Problem + Hard 55-3
Source: Problem 18 - List of RLC Problems - Discipline
Electrical Circuits of the School of Engineering - UFRGS - 2011 - Prof. doctor Valner Brusamarello.
For the circuit in the figure below, E is in phase with E1 and the
voltmeter V measures 60 volts. Furthermore, X is a component
R , L or pure C. Determine E1, E and X.
Solution of the Problem + Hard 55-3
As the phase of any voltage in the circuit was not indicated, we will take the measured voltage as reference
by the voltmeter, such that V = 60∠0° volts.

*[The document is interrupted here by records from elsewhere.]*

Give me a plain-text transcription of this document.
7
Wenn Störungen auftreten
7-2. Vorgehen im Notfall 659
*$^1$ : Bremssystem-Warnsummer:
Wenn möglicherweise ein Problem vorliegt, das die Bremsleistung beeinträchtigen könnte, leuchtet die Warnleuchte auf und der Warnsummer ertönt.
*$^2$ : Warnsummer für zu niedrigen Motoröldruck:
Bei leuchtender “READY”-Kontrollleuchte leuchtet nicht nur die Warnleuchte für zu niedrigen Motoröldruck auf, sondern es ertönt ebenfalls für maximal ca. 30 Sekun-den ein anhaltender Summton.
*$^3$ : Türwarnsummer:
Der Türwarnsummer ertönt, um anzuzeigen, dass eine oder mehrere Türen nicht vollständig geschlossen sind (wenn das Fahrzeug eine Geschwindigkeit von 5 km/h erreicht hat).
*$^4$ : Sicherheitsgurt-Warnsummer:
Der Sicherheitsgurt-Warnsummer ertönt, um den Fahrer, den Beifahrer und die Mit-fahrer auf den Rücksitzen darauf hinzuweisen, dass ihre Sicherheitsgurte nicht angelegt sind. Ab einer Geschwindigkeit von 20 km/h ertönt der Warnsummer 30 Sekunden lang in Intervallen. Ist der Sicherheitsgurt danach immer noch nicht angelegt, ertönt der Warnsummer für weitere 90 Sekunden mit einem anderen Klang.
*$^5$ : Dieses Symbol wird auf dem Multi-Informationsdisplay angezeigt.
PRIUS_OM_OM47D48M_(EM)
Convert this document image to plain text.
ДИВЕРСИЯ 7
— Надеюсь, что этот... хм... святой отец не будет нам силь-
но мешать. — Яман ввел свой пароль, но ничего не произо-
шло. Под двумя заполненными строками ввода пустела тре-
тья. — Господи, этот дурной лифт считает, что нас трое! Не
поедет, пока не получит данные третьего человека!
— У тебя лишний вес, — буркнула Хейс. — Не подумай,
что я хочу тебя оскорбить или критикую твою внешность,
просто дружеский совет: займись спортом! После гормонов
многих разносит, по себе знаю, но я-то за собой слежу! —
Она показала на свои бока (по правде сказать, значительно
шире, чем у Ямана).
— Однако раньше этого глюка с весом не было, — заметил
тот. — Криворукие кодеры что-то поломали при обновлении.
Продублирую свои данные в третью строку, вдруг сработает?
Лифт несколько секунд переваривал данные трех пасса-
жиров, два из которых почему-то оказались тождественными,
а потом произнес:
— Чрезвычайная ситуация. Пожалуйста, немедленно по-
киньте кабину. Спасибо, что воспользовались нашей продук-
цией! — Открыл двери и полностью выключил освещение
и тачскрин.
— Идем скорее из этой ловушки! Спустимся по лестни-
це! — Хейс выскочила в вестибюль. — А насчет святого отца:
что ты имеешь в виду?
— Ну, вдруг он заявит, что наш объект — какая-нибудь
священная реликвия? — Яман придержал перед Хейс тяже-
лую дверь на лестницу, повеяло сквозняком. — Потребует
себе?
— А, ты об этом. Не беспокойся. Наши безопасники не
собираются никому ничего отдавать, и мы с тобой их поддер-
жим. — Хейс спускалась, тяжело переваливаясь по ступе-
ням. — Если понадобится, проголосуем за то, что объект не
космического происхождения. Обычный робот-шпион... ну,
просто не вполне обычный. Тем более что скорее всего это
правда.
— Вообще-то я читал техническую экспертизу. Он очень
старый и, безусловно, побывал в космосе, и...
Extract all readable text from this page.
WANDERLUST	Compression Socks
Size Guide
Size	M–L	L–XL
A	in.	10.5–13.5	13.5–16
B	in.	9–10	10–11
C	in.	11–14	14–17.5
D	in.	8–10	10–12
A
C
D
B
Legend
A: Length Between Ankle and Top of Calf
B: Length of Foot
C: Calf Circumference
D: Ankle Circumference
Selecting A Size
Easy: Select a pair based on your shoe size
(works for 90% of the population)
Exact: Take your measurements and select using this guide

On the other hand, let's assume that E1 has a phase angle equal to θ. Then I1 will be given by:
I1 = E1∠θ / 7.5 A
The impedance Zcde is calculated so that it is possible to calculate I2.
Zcde = 3 - j 4 = 5∠-53.13° Ω
So I2 will be:
I2 = E1∠θ / 5∠53.13° A
It is known that I is the phasor sum of I1 and I2 , then:
I = (E1∠θ / 7.5) + E1∠θ / (5∠53.13°)
Placing E1∠θ in evidence, we get:
I = ( 1 / 7.5 + 1 / 5∠53.13°) E1∠θ
We know that 1/7.5 = 0.1333 and 1/(5∠53.13°) = 0.12 + j0.16, so adding the two we have :
I = (0.2533 + j0.16) E1∠θ = (0.3∠32.28°) E1∠θ
Note that the voltmeter reading is the phasor sum of the Vac and Vcd voltages.
And of the circuit, Vac = 2 I and Vcd = 3 I2. Then, one can write:
V = 60∠0° = (0.6∠32.28°) E1∠θ + (0.6∠-53.13°) E1∠θ
Now, placing E1∠θ in evidence and carrying out the calculation we have:
(0.882∠-10.45°) E1∠θ = 60∠0°
And then find the value of E1∠θ, or:
E1∠θ = 68∠10.45° V
With the value of E1∠θ, you can calculate the values of E and X .
To do so, let's use the simplified circuit below and relate the variables. Notice that the phase
of E is exactly the same as the phase of E1, as stated in the problem. Also, we add the resistor
of 2 ohms with the element X, through which the current I flows.
Now using the Kirchhoff law for voltage we have:
-E∠10.45° + (2 ± jX) I + 68∠10.45° = 0
Algebraically working the above equation, we get:
((E - 68) / 20.4)∠-32.28° = (2 ± jX)
In the above equation, we used the value of I = 20.4 ∠42.73°. Transforming the first member into a real and an imaginary part (applying cosine and sine to the
angle of 32.28°), we equate to the second member. Using the real part, one finds the value of E, or:
E∠θ = 116.26∠10.45°
Using the imaginary part and applying the function sine to the angle of -32.28°, we find a
negative value, meaning that the X reactance must be a capacitive reactance. Then:
((116.26 - 68) / 20.4) sen(-32.28°) = X
Carrying out the calculation:
X = - 1.26 Ω
Therefore, the X element is a capacitor that must have a reactance of 1.26 Ω.